In our new Continuous Integration world the preferred technologies are RabbitMQ for doing the job distribution (which is delightfully simple to install and use from Python), and OpenStack’s swift for distributed data storage. We have a properly configured swift in our data center, but for local development and experimentation I really just want a dead simple throw-away VM or container which gives me the swift API. swift is quite a bit more complex, and it took me several hours of reading and exercising various tutorials, debugging connection problems, and reading stackexchange to set it up. But now it’s working, and I condensed the whole setup into a single setup-swift.sh shell script.
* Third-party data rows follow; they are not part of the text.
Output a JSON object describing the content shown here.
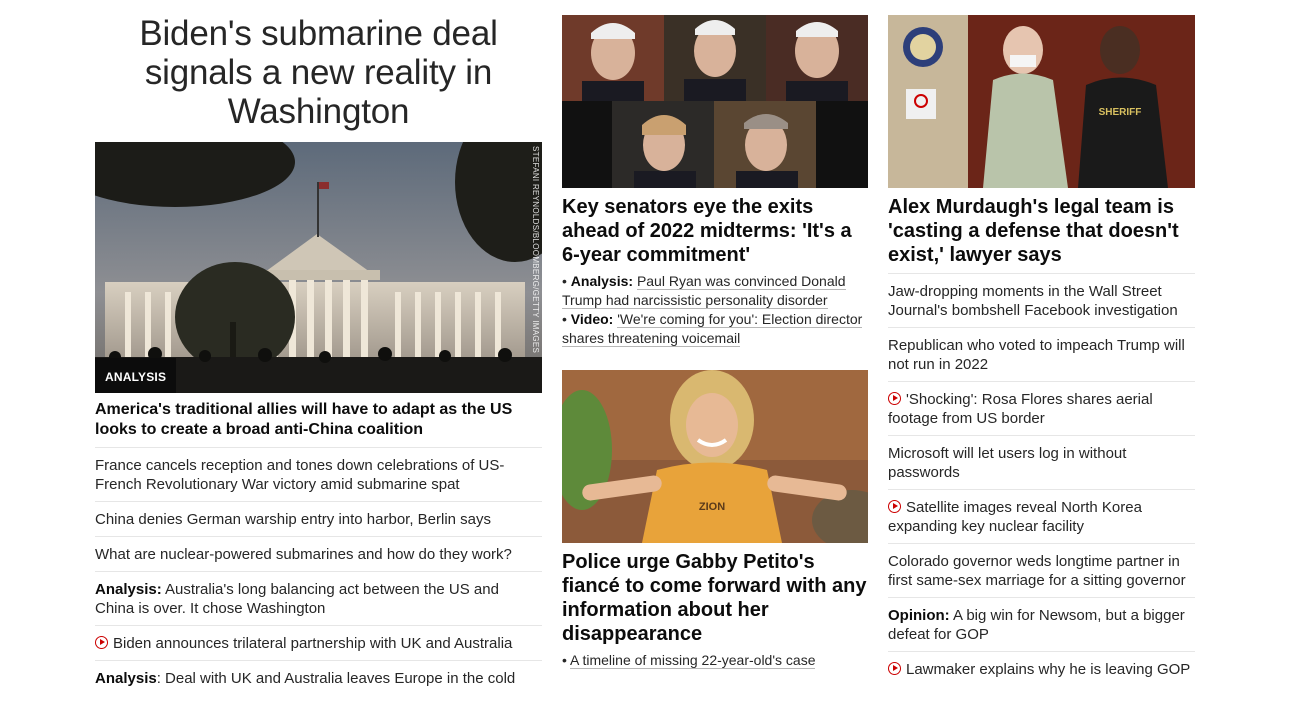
{
  "col1": {
    "headline": "Biden's submarine deal signals a new reality in Washington",
    "badge": "ANALYSIS",
    "photo_credit": "STEFANI REYNOLDS/BLOOMBERG/GETTY IMAGES",
    "lead_link": "America's traditional allies will have to adapt as the US looks to create a broad anti-China coalition",
    "items": [
      {
        "prefix": "",
        "text": "France cancels reception and tones down celebrations of US-French Revolutionary War victory amid submarine spat",
        "video": false
      },
      {
        "prefix": "",
        "text": "China denies German warship entry into harbor, Berlin says",
        "video": false
      },
      {
        "prefix": "",
        "text": "What are nuclear-powered submarines and how do they work?",
        "video": false
      },
      {
        "prefix": "Analysis:",
        "text": " Australia's long balancing act between the US and China is over. It chose Washington",
        "video": false
      },
      {
        "prefix": "",
        "text": "Biden announces trilateral partnership with UK and Australia",
        "video": true
      },
      {
        "prefix": "Analysis",
        "text": ": Deal with UK and Australia leaves Europe in the cold",
        "video": false
      }
    ]
  },
  "col2": {
    "story1": {
      "headline": "Key senators eye the exits ahead of 2022 midterms: 'It's a 6-year commitment'",
      "sublinks": [
        {
          "prefix": "Analysis:",
          "text": "Paul Ryan was convinced Donald Trump had narcissistic personality disorder"
        },
        {
          "prefix": "Video:",
          "text": "'We're coming for you': Election director shares threatening voicemail"
        }
      ]
    },
    "story2": {
      "headline": "Police urge Gabby Petito's fiancé to come forward with any information about her disappearance",
      "shirt_text": "ZION",
      "sublinks": [
        {
          "prefix": "",
          "text": "A timeline of missing 22-year-old's case"
        }
      ]
    }
  },
  "col3": {
    "headline": "Alex Murdaugh's legal team is 'casting a defense that doesn't exist,' lawyer says",
    "vest_text": "SHERIFF",
    "items": [
      {
        "prefix": "",
        "text": "Jaw-dropping moments in the Wall Street Journal's bombshell Facebook investigation",
        "video": false
      },
      {
        "prefix": "",
        "text": "Republican who voted to impeach Trump will not run in 2022",
        "video": false
      },
      {
        "prefix": "",
        "text": "'Shocking': Rosa Flores shares aerial footage from US border",
        "video": true
      },
      {
        "prefix": "",
        "text": "Microsoft will let users log in without passwords",
        "video": false
      },
      {
        "prefix": "",
        "text": "Satellite images reveal North Korea expanding key nuclear facility",
        "video": true
      },
      {
        "prefix": "",
        "text": "Colorado governor weds longtime partner in first same-sex marriage for a sitting governor",
        "video": false
      },
      {
        "prefix": "Opinion:",
        "text": " A big win for Newsom, but a bigger defeat for GOP",
        "video": false
      },
      {
        "prefix": "",
        "text": "Lawmaker explains why he is leaving GOP",
        "video": true
      }
    ]
  },
  "colors": {
    "video_icon": "#cc0000",
    "divider": "#e6e6e6",
    "badge_bg": "#0c0c0c"
  }
}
You can run this in a standard ubuntu container or VM as root:

sudo apt-get install lxc
sudo lxc-create -n swift -t ubuntu -- -r trusty
sudo lxc-start -n swift
# log in as ubuntu/ubuntu, and wget or scp setup-swift.sh
sudo ./setup-swift.sh

Then get swift’s IP from sudo lxc-ls --fancy, install the swift client locally, and talk to it:

$ sudo apt-get install python-swiftclient
$ swift -A http://10.0.3.134:8080/auth/v1.0 -U testproj:testuser -K testpwd stat

Caveat: Don’t use this for any production machine! It’s configured to maximum insecurity, with static passwords and everything.

I realize this is just poor man’s juju, but juju-local is currently not working for me (I only just analyzed that). There is a charm for swift as well, but I haven’t tried that yet. In any case, it’s dead simple now, and maybe useful for someone else.